中国人が海外旅行に行けるようになったのは10年前からです。
それ以来、中国人の海外渡航者数は爆発的に増加し、03年で2022万人、昨年は3450万人(香港、マカオを含む)に達しました。
この調子だと2020年には一億人に達しドイツ、日本、アメリカに次ぐ世界第4位の海外渡航者送り出し国になります。
 それと共にさまざまな悪評判も世界へ輸出されはじめました。
05年9日香港ディズニーランドがオープンすると列に並ばず、冷房の利いた店内に座り込む中国人客の姿が伝えられました。
彼らは「あちこちにつばを吐き、ホテルをパジャマで歩き回る」トラブルメーカーです。
中国人のガイドですら「喫煙マナーもレディーファーストも知らない。
エレベーターにはわれ先に乗り込み、バイキングでは食べ物を大量に取る。」と言います。

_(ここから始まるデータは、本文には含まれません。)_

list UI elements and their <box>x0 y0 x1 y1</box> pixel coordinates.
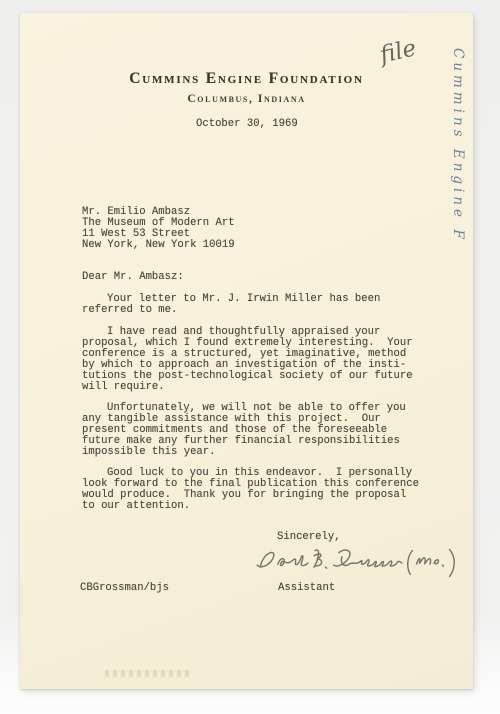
letterhead-location: Columbus, Indiana <box>20 93 473 105</box>
letter-date: October 30, 1969 <box>196 119 298 130</box>
signature-title: Assistant <box>278 583 335 594</box>
faint-inscription <box>105 670 189 677</box>
pencil-file-note: file <box>378 35 419 69</box>
handwritten-signature <box>250 544 462 582</box>
letter-page: Cummins Engine Foundation Columbus, Indi… <box>20 13 473 689</box>
body-paragraph-1: Your letter to Mr. J. Irwin Miller has b… <box>82 294 454 316</box>
letterhead-organization: Cummins Engine Foundation <box>20 70 473 88</box>
salutation: Dear Mr. Ambasz: <box>82 272 184 283</box>
recipient-address: Mr. Emilio Ambasz The Museum of Modern A… <box>82 207 235 251</box>
body-paragraph-3: Unfortunately, we will not be able to of… <box>82 403 454 458</box>
body-paragraph-4: Good luck to you in this endeavor. I per… <box>82 468 454 512</box>
reference-initials: CBGrossman/bjs <box>80 583 169 594</box>
scan-background: Cummins Engine Foundation Columbus, Indi… <box>0 0 500 714</box>
blue-margin-note: Cummins Engine F <box>449 48 466 260</box>
closing-sincerely: Sincerely, <box>277 532 341 543</box>
signature-name-text: Carol B. Grossman (Mrs.) <box>20 13 21 14</box>
body-paragraph-2: I have read and thoughtfully appraised y… <box>82 327 454 393</box>
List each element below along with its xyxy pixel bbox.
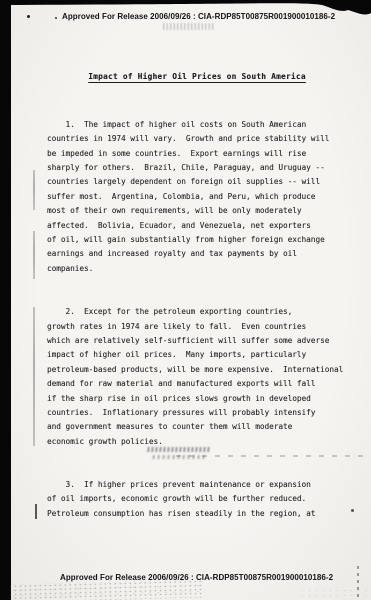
- margin-pencil-mark: [33, 231, 35, 279]
- scan-edge-left: [0, 0, 11, 600]
- document-body: 1. The impact of higher oil costs on Sou…: [47, 89, 367, 550]
- speck-dot-icon: [55, 17, 57, 19]
- paragraph-3: 3. If higher prices prevent maintenance …: [47, 478, 367, 521]
- faded-stamp-mark: [163, 23, 215, 30]
- speck-dot-icon: [351, 509, 354, 512]
- scan-noise-bottom-left: [8, 579, 203, 600]
- paragraph-2: 2. Except for the petroleum exporting co…: [47, 305, 367, 449]
- scan-noise-bottom-right: [299, 588, 369, 600]
- speck-dot-icon: [27, 15, 30, 18]
- page-title: Impact of Higher Oil Prices on South Ame…: [47, 72, 347, 81]
- faded-stamp-underline: [176, 455, 370, 457]
- scanned-document-page: Approved For Release 2006/09/26 : CIA-RD…: [0, 0, 371, 600]
- margin-pencil-mark: [35, 504, 37, 519]
- faded-classification-stamp: [146, 447, 209, 460]
- paragraph-1: 1. The impact of higher oil costs on Sou…: [47, 118, 367, 276]
- margin-pencil-mark: [33, 307, 35, 446]
- margin-pencil-mark: [33, 170, 35, 210]
- header-approval-line: Approved For Release 2006/09/26 : CIA-RD…: [62, 12, 335, 21]
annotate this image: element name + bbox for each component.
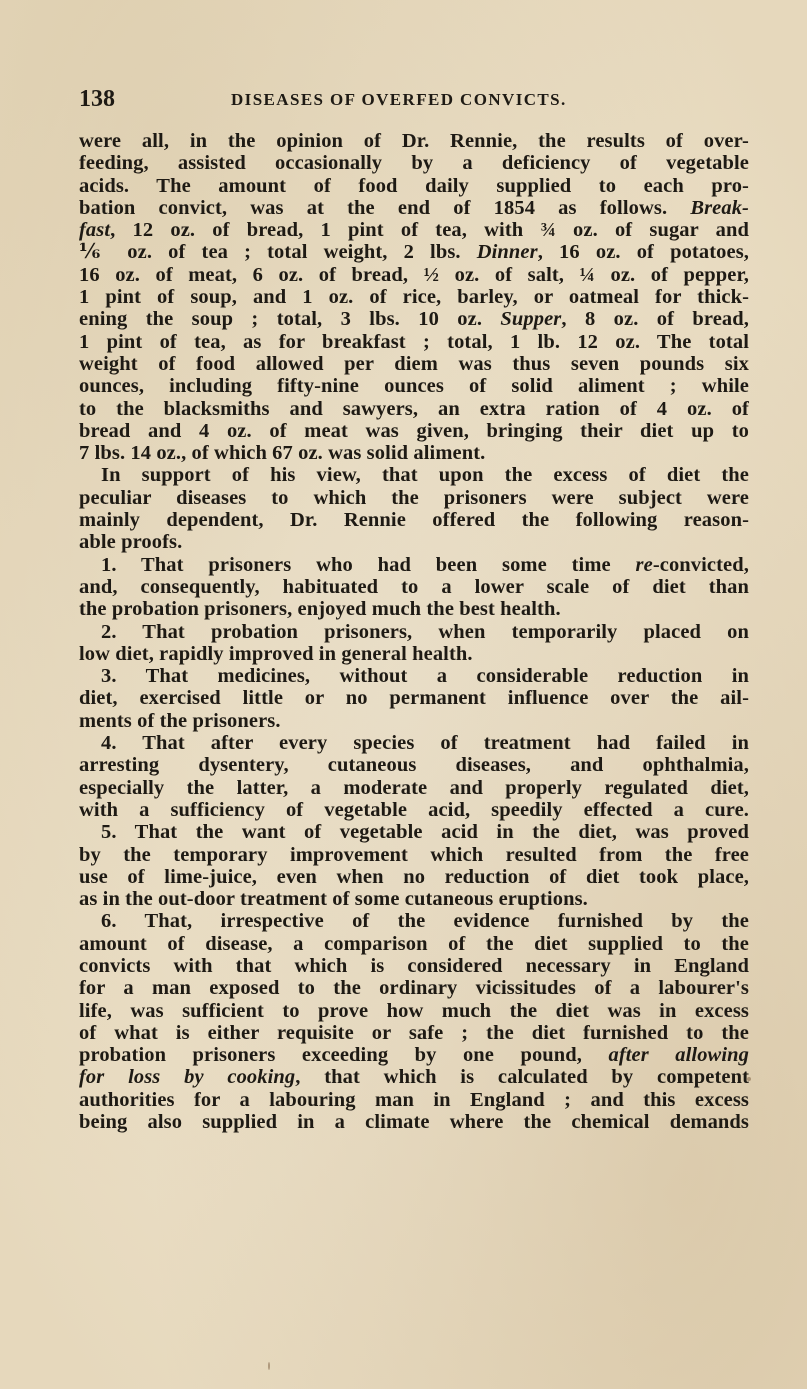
text-line: were all, in the opinion of Dr. Rennie, …: [79, 130, 749, 152]
text-line: as in the out-door treatment of some cut…: [79, 888, 749, 910]
text-line: In support of his view, that upon the ex…: [79, 464, 749, 486]
text-line: acids. The amount of food daily supplied…: [79, 175, 749, 197]
text-line: of what is either requisite or safe ; th…: [79, 1022, 749, 1044]
text-line: ening the soup ; total, 3 lbs. 10 oz. Su…: [79, 308, 749, 330]
text-line: 1 pint of tea, as for breakfast ; total,…: [79, 331, 749, 353]
text-line: for loss by cooking, that which is calcu…: [79, 1066, 749, 1088]
text-line: 6. That, irrespective of the evidence fu…: [79, 910, 749, 932]
text-line: 2. That probation prisoners, when tempor…: [79, 621, 749, 643]
italic-emphasis: for loss by cooking: [79, 1066, 295, 1088]
body-text: were all, in the opinion of Dr. Rennie, …: [79, 130, 749, 1133]
page-number: 138: [79, 86, 115, 113]
text-line: ⅙ oz. of tea ; total weight, 2 lbs. Dinn…: [79, 241, 749, 263]
text-line: being also supplied in a climate where t…: [79, 1111, 749, 1133]
text-line: the probation prisoners, enjoyed much th…: [79, 598, 749, 620]
text-line: arresting dysentery, cutaneous diseases,…: [79, 754, 749, 776]
text-line: and, consequently, habituated to a lower…: [79, 576, 749, 598]
italic-emphasis: Dinner: [477, 241, 538, 263]
text-line: weight of food allowed per diem was thus…: [79, 353, 749, 375]
text-line: 3. That medicines, without a considerabl…: [79, 665, 749, 687]
text-line: life, was sufficient to prove how much t…: [79, 1000, 749, 1022]
text-line: to the blacksmiths and sawyers, an extra…: [79, 398, 749, 420]
text-line: convicts with that which is considered n…: [79, 955, 749, 977]
text-line: ments of the prisoners.: [79, 710, 749, 732]
text-line: amount of disease, a comparison of the d…: [79, 933, 749, 955]
text-line: especially the latter, a moderate and pr…: [79, 777, 749, 799]
text-line: fast, 12 oz. of bread, 1 pint of tea, wi…: [79, 219, 749, 241]
ink-speck: [747, 1077, 751, 1081]
text-line: use of lime-juice, even when no reductio…: [79, 866, 749, 888]
text-line: probation prisoners exceeding by one pou…: [79, 1044, 749, 1066]
ink-speck: [268, 1362, 270, 1370]
text-line: 4. That after every species of treatment…: [79, 732, 749, 754]
text-line: 16 oz. of meat, 6 oz. of bread, ½ oz. of…: [79, 264, 749, 286]
running-title: DISEASES OF OVERFED CONVICTS.: [231, 90, 567, 110]
italic-emphasis: Break-: [690, 197, 749, 219]
text-line: peculiar diseases to which the prisoners…: [79, 487, 749, 509]
italic-emphasis: fast: [79, 219, 110, 241]
text-line: low diet, rapidly improved in general he…: [79, 643, 749, 665]
text-line: with a sufficiency of vegetable acid, sp…: [79, 799, 749, 821]
text-line: ounces, including fifty-nine ounces of s…: [79, 375, 749, 397]
text-line: bation convict, was at the end of 1854 a…: [79, 197, 749, 219]
text-line: able proofs.: [79, 531, 749, 553]
text-line: mainly dependent, Dr. Rennie offered the…: [79, 509, 749, 531]
book-page: 138 DISEASES OF OVERFED CONVICTS. were a…: [0, 0, 807, 1389]
running-head: 138 DISEASES OF OVERFED CONVICTS.: [79, 86, 749, 114]
italic-emphasis: after allowing: [608, 1044, 749, 1066]
italic-emphasis: re: [636, 554, 653, 576]
text-line: diet, exercised little or no permanent i…: [79, 687, 749, 709]
text-line: by the temporary improvement which resul…: [79, 844, 749, 866]
text-line: for a man exposed to the ordinary viciss…: [79, 977, 749, 999]
text-line: 1 pint of soup, and 1 oz. of rice, barle…: [79, 286, 749, 308]
italic-emphasis: Supper: [500, 308, 561, 330]
text-line: feeding, assisted occasionally by a defi…: [79, 152, 749, 174]
text-line: bread and 4 oz. of meat was given, bring…: [79, 420, 749, 442]
text-line: 1. That prisoners who had been some time…: [79, 554, 749, 576]
text-line: authorities for a labouring man in Engla…: [79, 1089, 749, 1111]
text-line: 7 lbs. 14 oz., of which 67 oz. was solid…: [79, 442, 749, 464]
text-line: 5. That the want of vegetable acid in th…: [79, 821, 749, 843]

今年4月ヨーロッパのホテル経営者15000人に聞き取り調査を行ったところによると28カ国の観光客をランキング付けした結果、ワースト観光客はフランス人、インド人、中国人の順で、観光が自由化されてわずか3年で堂々の第3位になりました。

世界一の金遣い

 しかし中国人は世界の観光業界にとっては追い払うわけにはいかない「金のガチョウ」です。
中国人旅行者が外国で消費した金額は03年の152億ドルから05年には218億ドルに増加し、フランスでは一日平均197ユーロ(32,000円)をショッピに費やし、アメリカ人の80ユーロ、日本人の132ユーロを凌ぎます。
したがって世界各地の観光業者は中国詣でにいそしみ、フランス人は風水を学び、韓国人は中華街をつくろうとしています。
「中国人は21世紀の日本人観光客だ」と言われているのです。
その努力が実ったときの成果は明らかです。
昨年香港を訪れた中国人は1350万人で全訪問者の半分以上で、2日以上滞在する中国人が使う金額は平均4705香港ドルで、日本や韓国を含む北アジアからの訪問者の平均4316香港ドルを上回ります。
マカオではカジノ産業の昨年の総収益が前年比22%増の66億5000万ドルと記録し、ラスベガスを抜いて世界一のカジノ都市になりました。
 しかし不法滞在を目的に失踪されるかもしれないというリスクがあります。
そのため、観光ビザの取得には預貯金残高や雇用の有無を証明する書類を提出させ保証金を預けることを原則としています。